The Big City Wage Premium: Labor Market Power and Skill Sorting (2020)
with John Morehouse
Abstract. Wages between skilled and unskilled workers have long been diverging, and income inequality has been on the rise for many decades. Furthermore, high-skilled labor has sorted at much higher rates into larger cities than low-skilled labor over the same time frame. We first update the findings of a large literature which assumes that larger cities have generally more competitive labor markets. We combine these facts to show how the divergence between unskilled and skilled wage growth has been due to endogenous sorting. More specifically, we document that high-skilled labor has endogenously sorted into more competitive labor markets. As a result, high-skilled labor gets paid closer to their marginal revenue product, whereas low-skilled workers face larger wage markdowns. We develop and estimate a general equilibrium model of worker sorting in which labor markets are monopsonistically competitive. Preliminary evidence suggests that local labor market power leads to large losses in welfare relative to a fully competitive economy.
The Illness-Poverty-Amenity Trap (2019)
with Nicolai Kuminoff and Jonathan Ketcham. [Slides]
Abstract. This study investigates the interaction between residential sorting and health among senior citizens in the United States. We extend Tiebout’s (1956) sorting model to recognize that health may affect the rate at which retirees are willing to trade public and private goods. Local public goods such as air pollution and climate may also affect the rate at which health declines late in life. A single-crossing restriction on preferences implies that lower income seniors will choose to live in lower quality neighborhoods, become sicker sooner, and spend more on health care. We test these predictions using a 10% random panel sample of Medicare beneficiaries that includes more than 7 million seniors from 2001-2013. Regression analysis reveals that poorer seniors tend to live in neighborhoods that expose them to higher concentrations of fine particulate air pollution (PM2.5); they are diagnosed with more chronic medical conditions; they spend more on health care; and they die sooner. We also find that medical spending and migration rates increase following health shocks that are associated with elevated PM2.5 exposures, such as cancers, hip fractures, strokes, heart attacks, and dementia.
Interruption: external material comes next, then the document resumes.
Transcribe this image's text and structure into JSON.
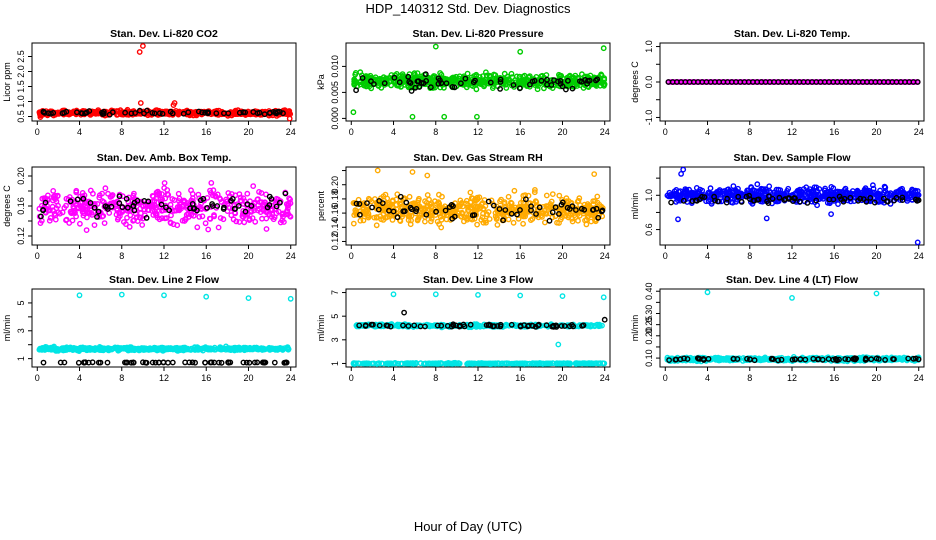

Finally, we observe that when lower-income seniors move, they tend to move to more polluted neighborhoods. The average move increases the PM2.5 exposure gap between high-income and low-income seniors by 17% of the gap that existed in 2001. Overall, our findings are suggestive of an “illness-poverty-amenity trap” in which sicker, poorer seniors are exposed to worse environmental conditions that degrade their health, increase their medical spending, and induce them to move to neighborhoods that are less expensive and more polluted. This sorting process generates pollution exposure gaps by age and health that parallel the gaps by race and income that have been the primary focus of environmental justice literature. Our findings also suggest that policies targeting environmental quality may have important fiscal implications for Medicare programs because seniors are the fastest growing age group in the U.S. and among the most vulnerable to air pollution and heat stress.